Acacia bancroftiorum, commonly known as Bancroft's wattle, is a species of flowering plant in the family Fabaceae and is endemic to Queensland. It is a spindly shrub or slender tree with narrowly elliptic to egg-shaped phyllodes with the narrower end towards the base, racemes of spherical heads of pale lemon-yellow to golden yellow flowers, and thin leathery pods up to 220 mm long.

==Description==
Acacia bancroftiorum is a spindly shrub or slender tree that typically grows to a height of up to 6 m and has dark reddish, glabrous branchlets. Its phyllodes are obliquely egg-shaped with the narrower end towards the base, or narrowly elliptic, 90–220 mm long and 25–80 mm wide, usually glaucous, with a prominent midrib. The flowers are borne in spherical head in racemes 30–80 mm long on a peduncle 4–8 mm long, each head with 25 to 40 pale lemon-yellow or golden yellow flowers.
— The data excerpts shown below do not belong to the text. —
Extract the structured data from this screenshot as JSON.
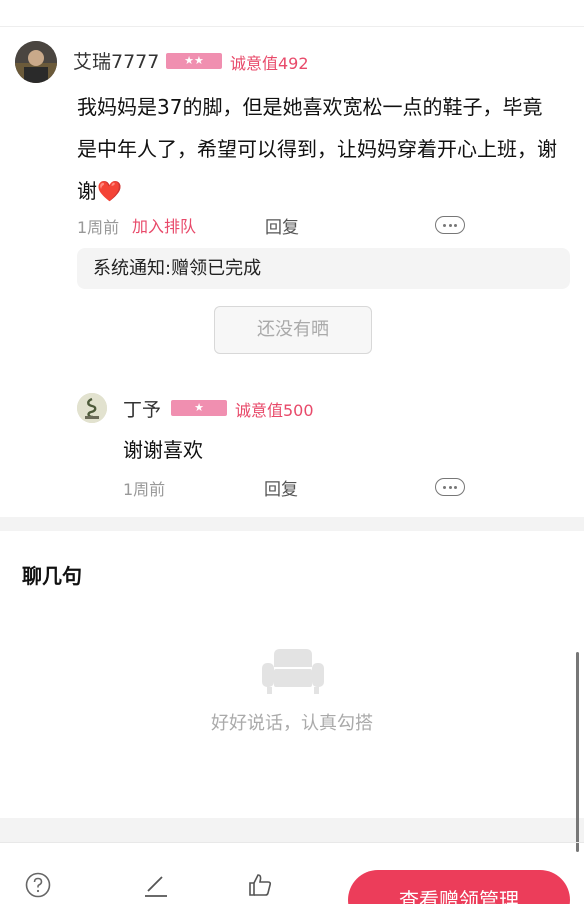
{
  "comment": {
    "username": "艾瑞7777",
    "level_badge": "★★",
    "sincerity": "诚意值492",
    "text": "我妈妈是37的脚，但是她喜欢宽松一点的鞋子，毕竟是中年人了，希望可以得到，让妈妈穿着开心上班，谢谢",
    "emoji": "❤️",
    "time": "1周前",
    "join_queue": "加入排队",
    "reply": "回复",
    "system_notice": "系统通知:赠领已完成",
    "not_shown_button": "还没有晒"
  },
  "reply_comment": {
    "username": "丁予",
    "level_badge": "★",
    "sincerity": "诚意值500",
    "text": "谢谢喜欢",
    "time": "1周前",
    "reply": "回复"
  },
  "chat_section": {
    "title": "聊几句",
    "empty_text": "好好说话，认真勾搭"
  },
  "bottom_bar": {
    "help_icon": "question-circle-icon",
    "edit_icon": "pen-icon",
    "like_icon": "thumbs-up-icon",
    "manage_button": "查看赠领管理",
    "accent_color": "#ec3d5a"
  }
}
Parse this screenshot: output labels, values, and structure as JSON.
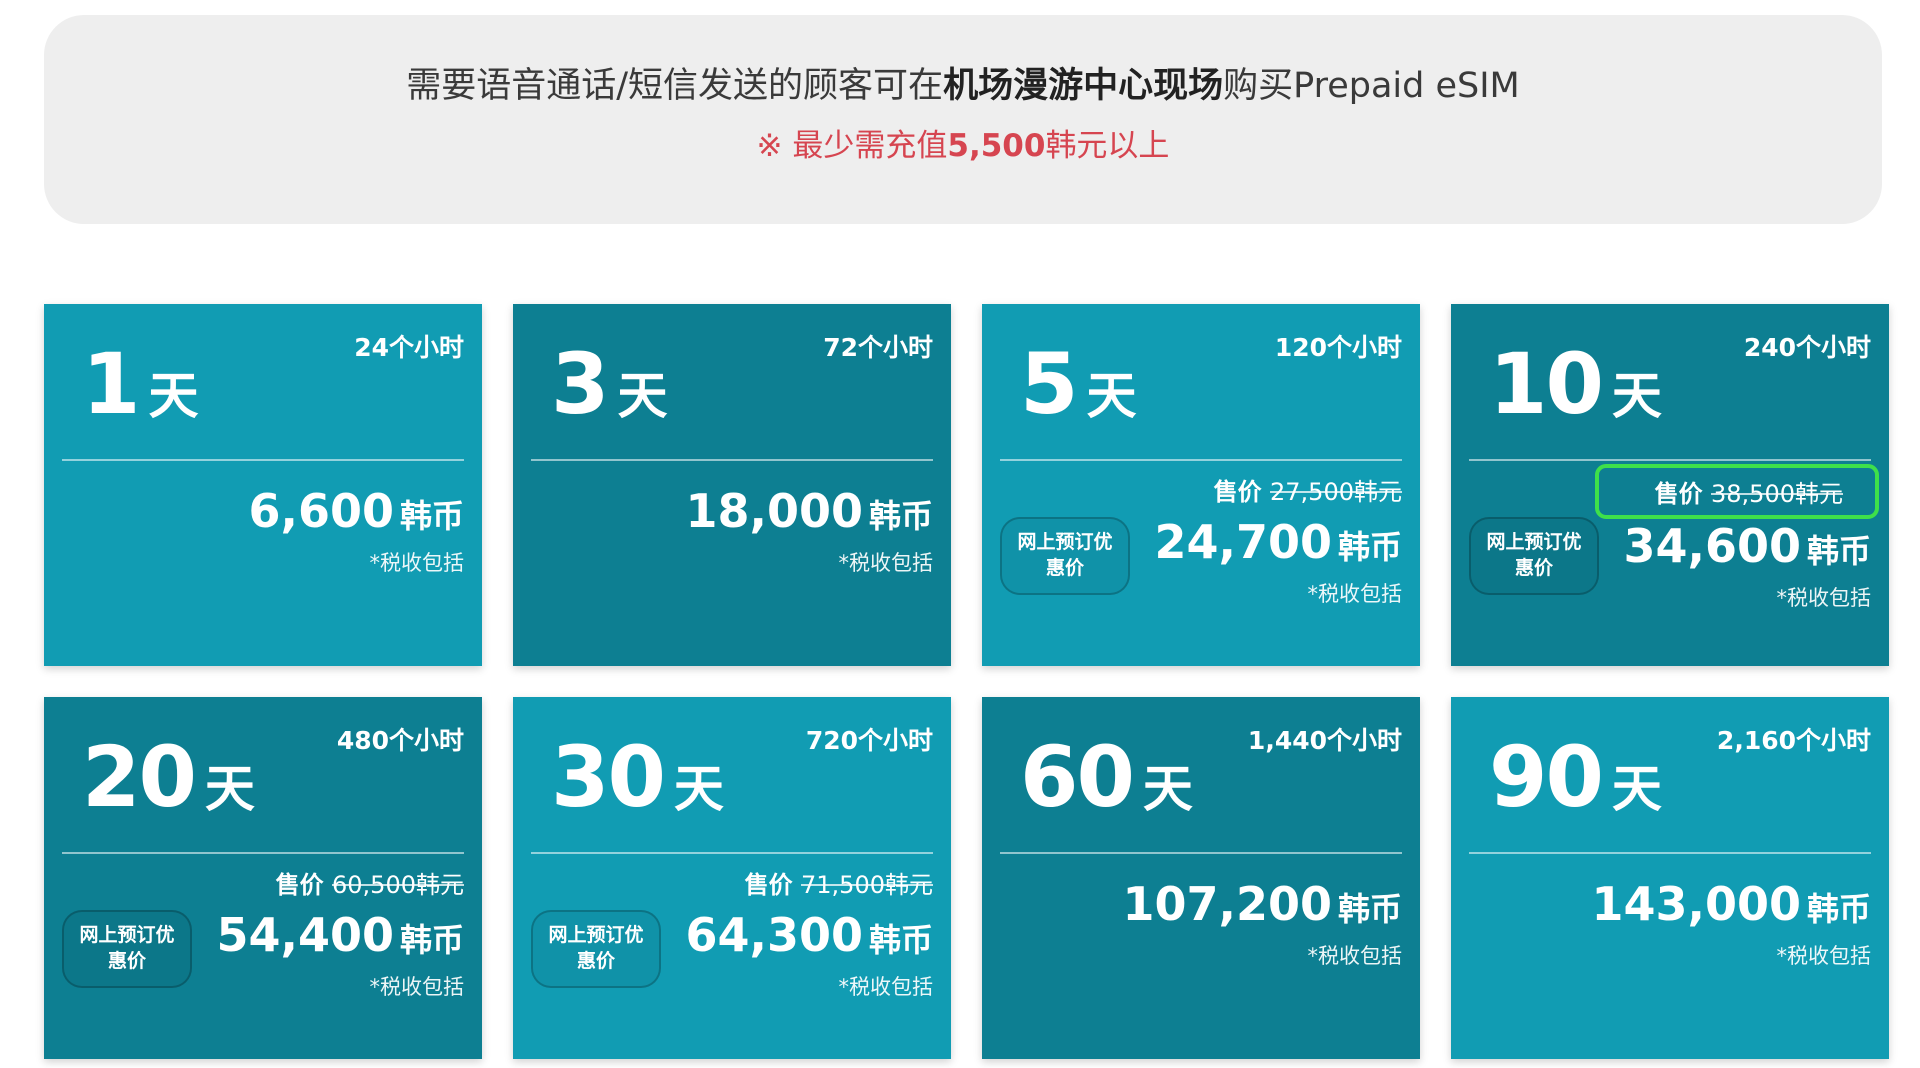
{
  "notice": {
    "line1_prefix": "需要语音通话/短信发送的顾客可在",
    "line1_bold": "机场漫游中心现场",
    "line1_suffix": "购买Prepaid eSIM",
    "line2_prefix": "※ 最少需充值",
    "line2_bold": "5,500",
    "line2_suffix": "韩元以上"
  },
  "labels": {
    "day_unit": "天",
    "currency": "韩币",
    "tax_note": "*税收包括",
    "orig_prefix": "售价",
    "badge": "网上预订优惠价"
  },
  "colors": {
    "card_light": "#119cb3",
    "card_dark": "#0d7f92",
    "notice_bg": "#eeeeee",
    "notice_red": "#d64550",
    "highlight_outline": "#3ee04a"
  },
  "plans": [
    {
      "days": "1",
      "hours": "24个小时",
      "price": "6,600",
      "original": "",
      "badge": false,
      "tone": "light"
    },
    {
      "days": "3",
      "hours": "72个小时",
      "price": "18,000",
      "original": "",
      "badge": false,
      "tone": "dark"
    },
    {
      "days": "5",
      "hours": "120个小时",
      "price": "24,700",
      "original": "27,500韩元",
      "badge": true,
      "tone": "light"
    },
    {
      "days": "10",
      "hours": "240个小时",
      "price": "34,600",
      "original": "38,500韩元",
      "badge": true,
      "tone": "dark",
      "highlighted": true
    },
    {
      "days": "20",
      "hours": "480个小时",
      "price": "54,400",
      "original": "60,500韩元",
      "badge": true,
      "tone": "dark"
    },
    {
      "days": "30",
      "hours": "720个小时",
      "price": "64,300",
      "original": "71,500韩元",
      "badge": true,
      "tone": "light"
    },
    {
      "days": "60",
      "hours": "1,440个小时",
      "price": "107,200",
      "original": "",
      "badge": false,
      "tone": "dark"
    },
    {
      "days": "90",
      "hours": "2,160个小时",
      "price": "143,000",
      "original": "",
      "badge": false,
      "tone": "light"
    }
  ]
}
Flowering has been recorded from January to September, and the pods are thinly leathery, up to 220 mm long and 9–15 mm wide with oblong to elliptic seeds, 6–9 mm long and black.

==Taxonomy==
Acacia bancroftiorum was first formally described in 1918 by Joseph Maiden in the Proceedings of the Royal Society of Queensland from specimens collected from dry ridges at Beta (291 mi from Rockhampton), by John Luke Boorman in 1913. The specific epithet (bancroftianum) honours Joseph Bancroft and his son Thomas Lane Bancroft.

==Distribution and habitat==
Bancroft's wattle usually grows in shallow soil on rocky hillsides in woodland or open forest and is common between Collinsville and Crows Nest but is also known from near Tambo and White Mountains National Park.

==Conservation status==
Acacia bancroftiorum is listed as of "least concern" under the Queensland Government Nature Conservation Act 1992.